Only 10 titles out of 1000+.  And 5 of them were Microsoft co-funded… as in they wouldn’t have existed if Microsoft Game Studios themselves hadn’t explicitly commissioned them.  Each of these sponsored titles are of a specific genre as well:  They all represent Japanese adventure games – somewhat in the mold of Final Fantasy – which surprise, surprise:  Is a 3 disc game itself.

Generally speaking, there is a very specific type of game that goes hog wild in needing disc storage.  And it’s an extreme minority.

Newer games very often require LESS storage on disc than older games.  I know this is a hard concept to understand but as developers get more sophisticated and as gaming libraries become more optimized – such as Unreal Engine – games are often smaller on disc than their predecessors.

Take the following examples: 

  • Crackdown (original) required close to 6.2GB on disc.  Crackdown 2 requires 3.4GB. 
  • MechAssault was 3.42GB.  MechAssault 2 was 2.29GB.

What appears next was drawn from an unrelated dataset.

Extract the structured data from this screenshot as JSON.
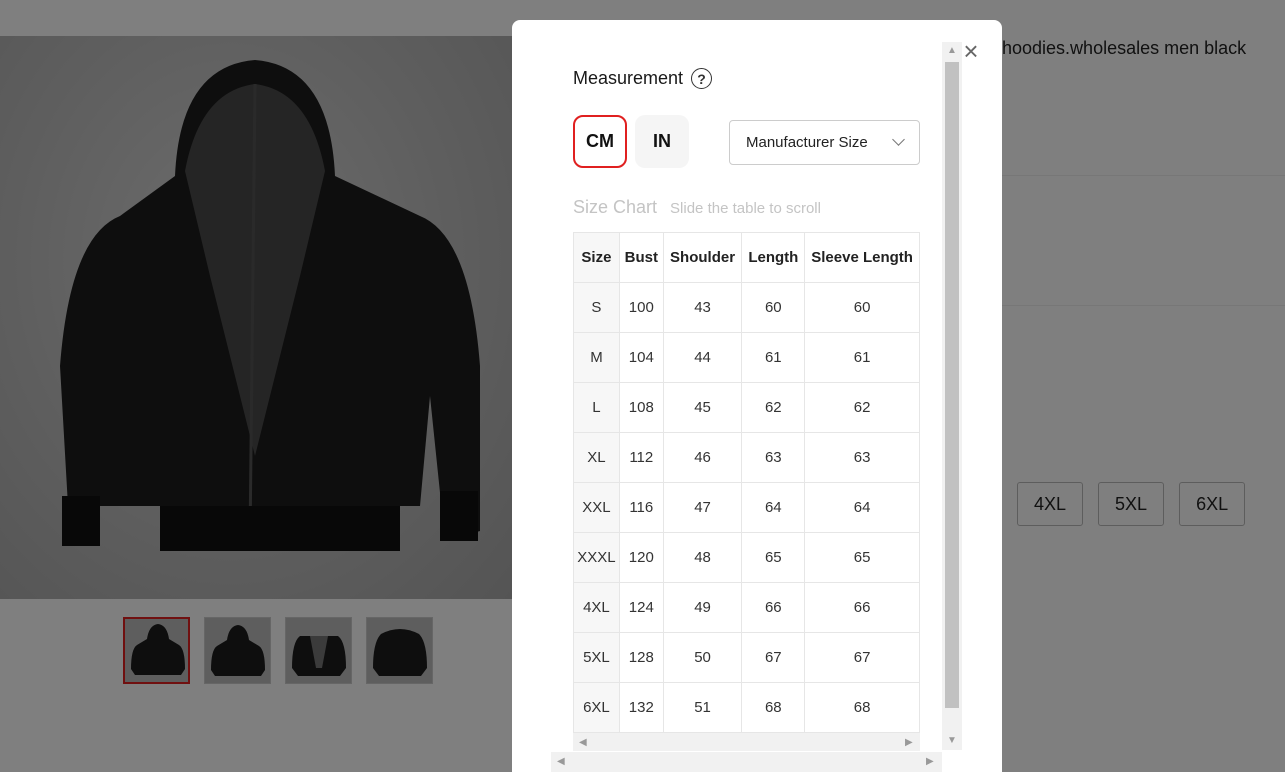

There’s this contention that just because a game takes up space on the drive that it’s actually the size of the game’s codebase.  That’s simply NOT TRUE. 

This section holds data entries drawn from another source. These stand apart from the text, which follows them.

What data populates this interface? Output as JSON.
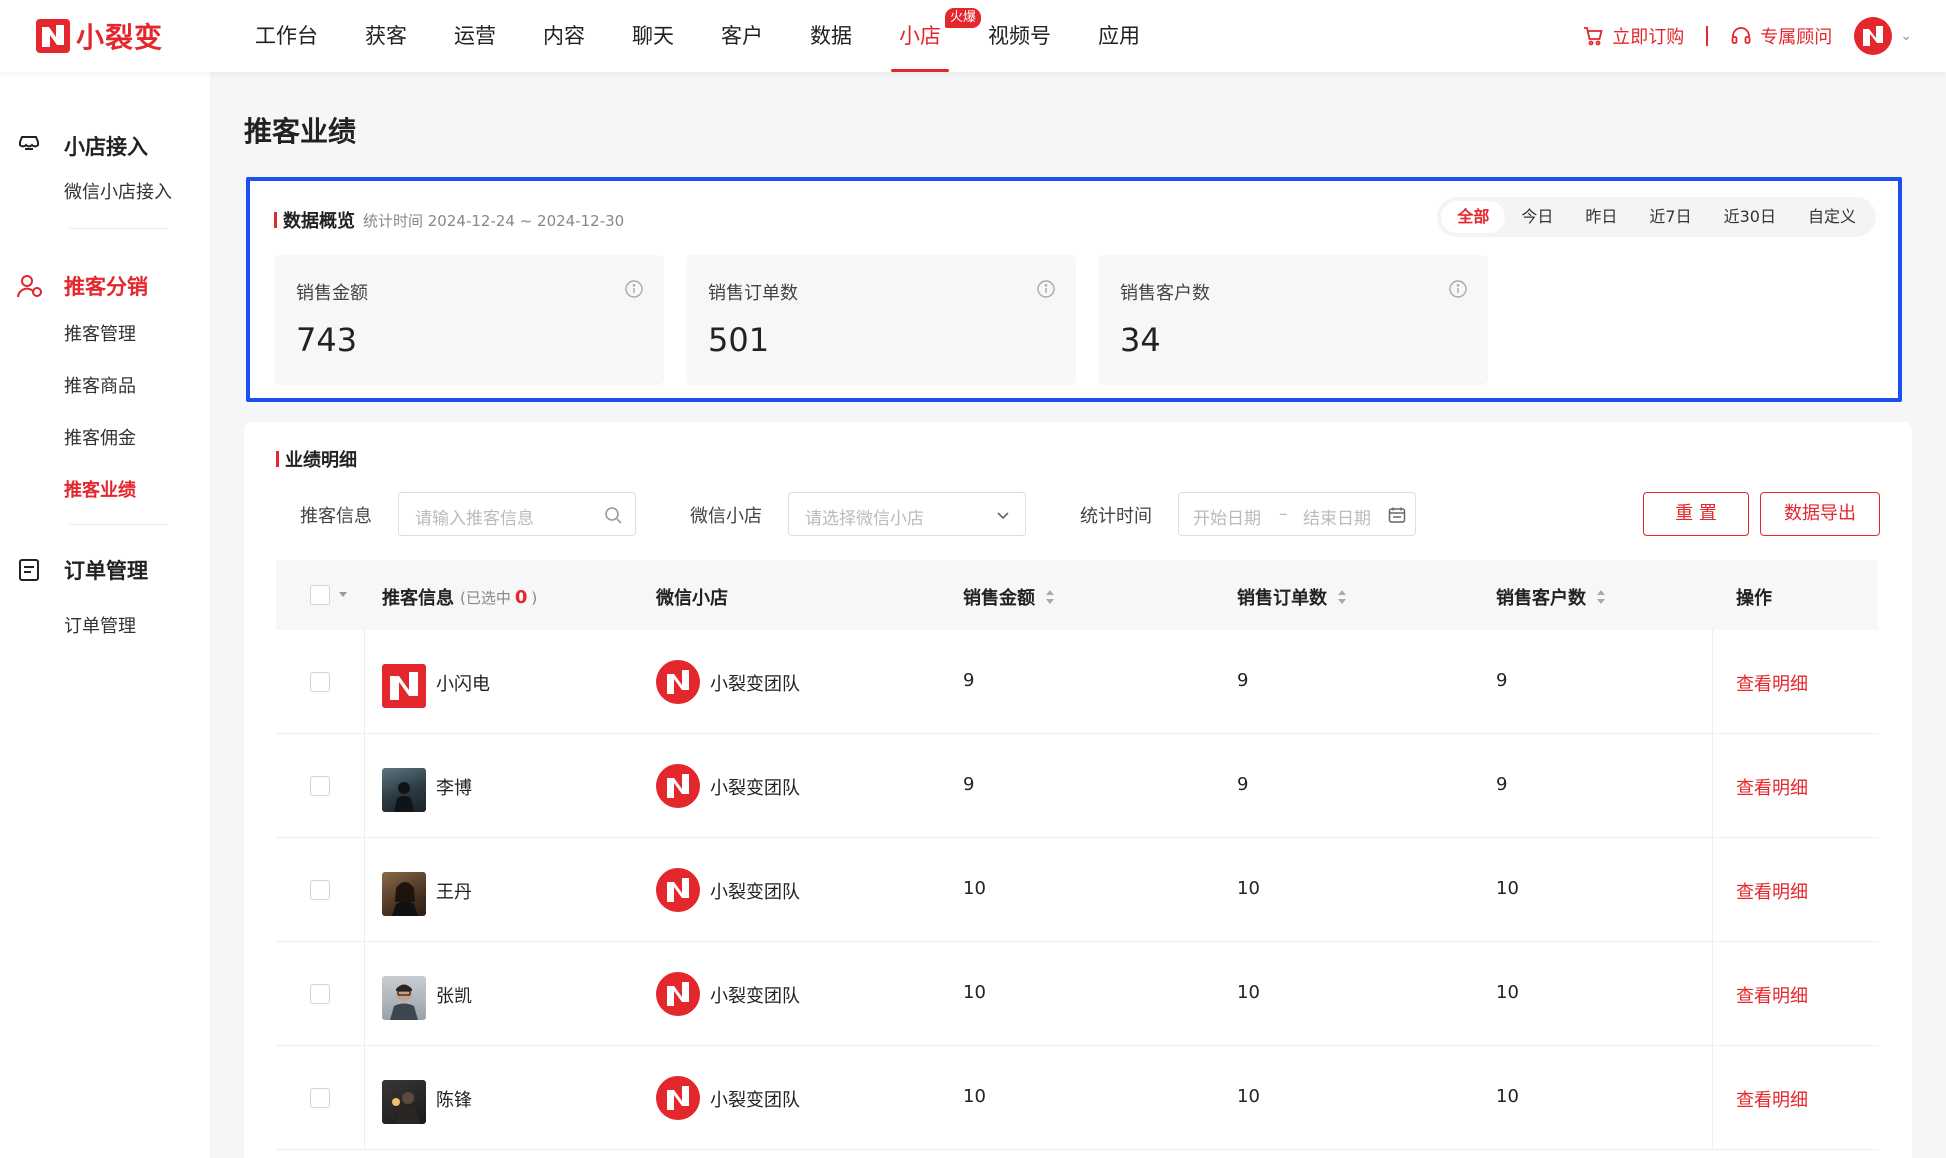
{
  "header": {
    "logo_text": "小裂变",
    "nav": [
      "工作台",
      "获客",
      "运营",
      "内容",
      "聊天",
      "客户",
      "数据",
      "小店",
      "视频号",
      "应用"
    ],
    "active_nav": "小店",
    "hot_badge": "火爆",
    "order_now": "立即订购",
    "advisor": "专属顾问",
    "accent_color": "#e4262d"
  },
  "sidebar": {
    "groups": [
      {
        "label": "小店接入",
        "icon": "shop-icon",
        "items": [
          "微信小店接入"
        ]
      },
      {
        "label": "推客分销",
        "icon": "users-icon",
        "items": [
          "推客管理",
          "推客商品",
          "推客佣金",
          "推客业绩"
        ]
      },
      {
        "label": "订单管理",
        "icon": "document-icon",
        "items": [
          "订单管理"
        ]
      }
    ],
    "active_group": "推客分销",
    "active_item": "推客业绩"
  },
  "page": {
    "title": "推客业绩"
  },
  "overview": {
    "title": "数据概览",
    "period": "统计时间 2024-12-24 ~ 2024-12-30",
    "ranges": [
      "全部",
      "今日",
      "昨日",
      "近7日",
      "近30日",
      "自定义"
    ],
    "active_range": "全部",
    "stats": [
      {
        "label": "销售金额",
        "value": "743"
      },
      {
        "label": "销售订单数",
        "value": "501"
      },
      {
        "label": "销售客户数",
        "value": "34"
      }
    ]
  },
  "detail": {
    "title": "业绩明细",
    "filters": {
      "promoter_label": "推客信息",
      "promoter_placeholder": "请输入推客信息",
      "shop_label": "微信小店",
      "shop_placeholder": "请选择微信小店",
      "time_label": "统计时间",
      "start_placeholder": "开始日期",
      "range_sep": "–",
      "end_placeholder": "结束日期"
    },
    "buttons": {
      "reset": "重 置",
      "export": "数据导出"
    },
    "columns": {
      "promoter": "推客信息",
      "selected_prefix": "(已选中",
      "selected_count": "0",
      "selected_suffix": ")",
      "shop": "微信小店",
      "amount": "销售金额",
      "orders": "销售订单数",
      "customers": "销售客户数",
      "action": "操作"
    },
    "rows": [
      {
        "name": "小闪电",
        "shop": "小裂变团队",
        "amount": "9",
        "orders": "9",
        "customers": "9",
        "action": "查看明细"
      },
      {
        "name": "李博",
        "shop": "小裂变团队",
        "amount": "9",
        "orders": "9",
        "customers": "9",
        "action": "查看明细"
      },
      {
        "name": "王丹",
        "shop": "小裂变团队",
        "amount": "10",
        "orders": "10",
        "customers": "10",
        "action": "查看明细"
      },
      {
        "name": "张凯",
        "shop": "小裂变团队",
        "amount": "10",
        "orders": "10",
        "customers": "10",
        "action": "查看明细"
      },
      {
        "name": "陈锋",
        "shop": "小裂变团队",
        "amount": "10",
        "orders": "10",
        "customers": "10",
        "action": "查看明细"
      }
    ]
  }
}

For example, “You Don’t Know Jack” requires 2.1GB on an Xbox 360 hard drive when installed locally.  Does anyone seriously believe that a game that took less than 100MB on the PC, is driven by Adobe Flash, has NO VIDEO playback, and has had more sophistication on Windows than on Xbox 360… somehow requires 2.1GB on the Xbox 360 disc?

So if Xbox 360 doesn’t need the extra space – why did they ‘allegedly’ release High Capacity Disk Format or HCDF? 

The story goes according to Eurogamer (not me) that HCDF betas make an additional 1GB available for developers to use on standard DVD9 disks, which has historically had 7.95GB of storage total, however 1GB was used for a mandatory VideoTS file/partition which supposedly contained copy protection and some other stuff in there that Microsoft mandated.  This left developers of Xbox 360 with 6.95GB to work with.

The new HCDF disk allegedly eliminates the need for the VideoTS file/partition and instead makes available the entire 7.95GB of accessible storage on a DVD9 disk.

The basic answer one has to believe is that if the storage is there:  Why not make it available to developers?  If innovations in copy protection and how Xbox 360 handles disks make it possible to provide 1GB of breathing room… why not?  It doesn’t cost users anything other than a system update to read the new format.

Bottom line:  It’s not necessary – I believe it’s more of a luxury.  When almost none of Xbox 360’s games require expanding beyond what was available with 6.95GB of storage, you have to believe that this is more of a “because we can” move.